Justin Rudd did some research on a caching product called Coherence. Interesting…I wasn’t aware of any such product.
The part of his post that got me thinking was when he was talking about two different types of caches – “Replicated” and “Distributed” (I actually find the term “distributed” for the second type to be somewhat misleading). I got to thinking about what kinds of data you could safely store in each type of cache.
Justin defines the replicated cache:
A replicated cache is where every web server (or app server) has a cache. Then when an entry is added or removed, a multicast packet is sent out and all the other caches update themselves.
And notes that it suffers from the race conditions and other problems previously mentioned. But what kind of data could we store in this kind of cache? Read-only data, of course…but what about read/write data?
For this type of cache, any data for which outdated data is acceptable would be a candidate. My referrer log data for posts, for example. It’s not going to kill me if this data is slightly out of date.
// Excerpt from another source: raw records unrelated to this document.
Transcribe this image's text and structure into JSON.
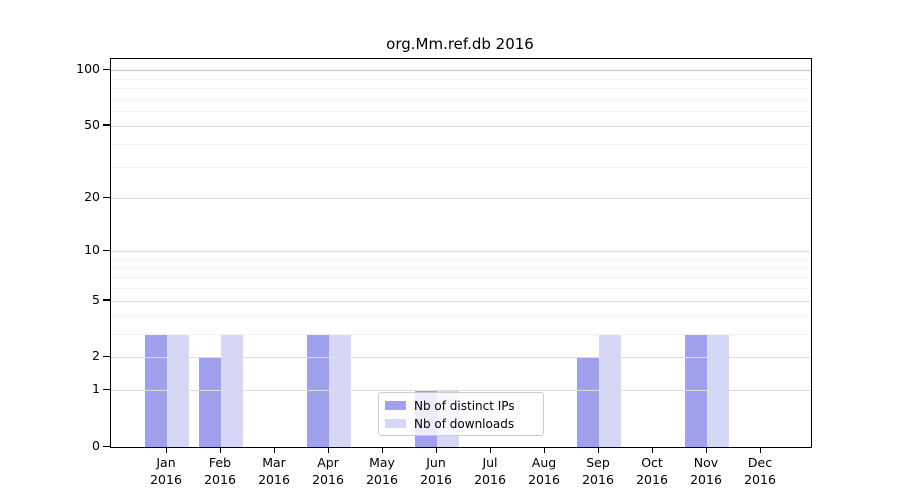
{
  "chart_data": {
    "type": "bar",
    "title": "org.Mm.ref.db 2016",
    "year": "2016",
    "categories": [
      "Jan",
      "Feb",
      "Mar",
      "Apr",
      "May",
      "Jun",
      "Jul",
      "Aug",
      "Sep",
      "Oct",
      "Nov",
      "Dec"
    ],
    "series": [
      {
        "name": "Nb of distinct IPs",
        "color": "#a0a0ee",
        "values": [
          3,
          2,
          0,
          3,
          0,
          1,
          0,
          0,
          2,
          0,
          3,
          0
        ]
      },
      {
        "name": "Nb of downloads",
        "color": "#d6d6f6",
        "values": [
          3,
          3,
          0,
          3,
          0,
          1,
          0,
          0,
          3,
          0,
          3,
          0
        ]
      }
    ],
    "y_axis": {
      "scale": "log1p",
      "ticks": [
        0,
        1,
        2,
        5,
        10,
        20,
        50,
        100
      ],
      "minor_ticks": [
        3,
        4,
        6,
        7,
        8,
        9,
        30,
        40,
        60,
        70,
        80,
        90
      ],
      "range": [
        0,
        115
      ]
    },
    "x_axis": {
      "label_line2": "2016"
    },
    "legend": {
      "position": "inside-bottom-center",
      "entries": [
        "Nb of distinct IPs",
        "Nb of downloads"
      ]
    },
    "grid": true,
    "colors": {
      "background": "#ffffff",
      "axis": "#000000",
      "major_grid": "#dcdcdc",
      "top_grid": "#c0c0c0",
      "minor_grid": "#f2f2f2"
    }
  }
}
But in many cases, with complex inter-related data, I don’t think it’s always trivial to determine if stale data really is acceptable. In some cases you might have to cache related data as well, so you always have a consistent view of the world (albeit outdated).
The second type of cache, the “distributed” cache, is where there is a central cache server (or cluster of them) between the code and the database. Justin talks here about caching data from multiple tables, or multiple systems, even with data that requires transactional integrity. This cache type seems workable for some scenarios, but the transactional issue is more interesting.
You could only use such a cache for transactional data in the case where the underlying cached data is never updated from another source. If your cache has a stale view of data, then transactional integrity goes right out the window. This rules out many legacy systems, as these systems are typically being updated from legacy sources as well as the new code. And even for the single data source, multiple table case, this implies that all N tables involved are ONLY updated via the cache. This is a pretty tough constraint to put on an architecture.
For the sake of argument, let’s say we’re ok with this, and the cache will be the single source of updates. Then we get into the locking issues. I don’t think you can simply lock a single cache entry – it depends on the underlying data layout. For a single-table cache object, maybe…but the more general case gets complicated. Cases come to mind where locking one cache object might require locks on other cache objects, and figuring out which ones would not be trivial. To avoid having to determine which other (seemingly unrelated to the current operation) objects would need to be locked, one would have to design the objects to the very granular. For example, all updates to a customer would have to go through a single object instance.
So to ensure integrity of our data representation, all updates to customer A must go through cache object A. This is a pretty serious concurrency constraint. What I could end up with is multiple requests from multiple servers, all trying to lock a single object on a single server. This is pretty much the number one killer to scalability…
Most transactional systems I have come across or worked on tend to map objects to verbs, rather than nouns. And verb-objects don’t lend themselves to caching – caching is all about maintaining state, and verb-objects generally don’t maintain state. Especially across transaction boundaries. Thoughts?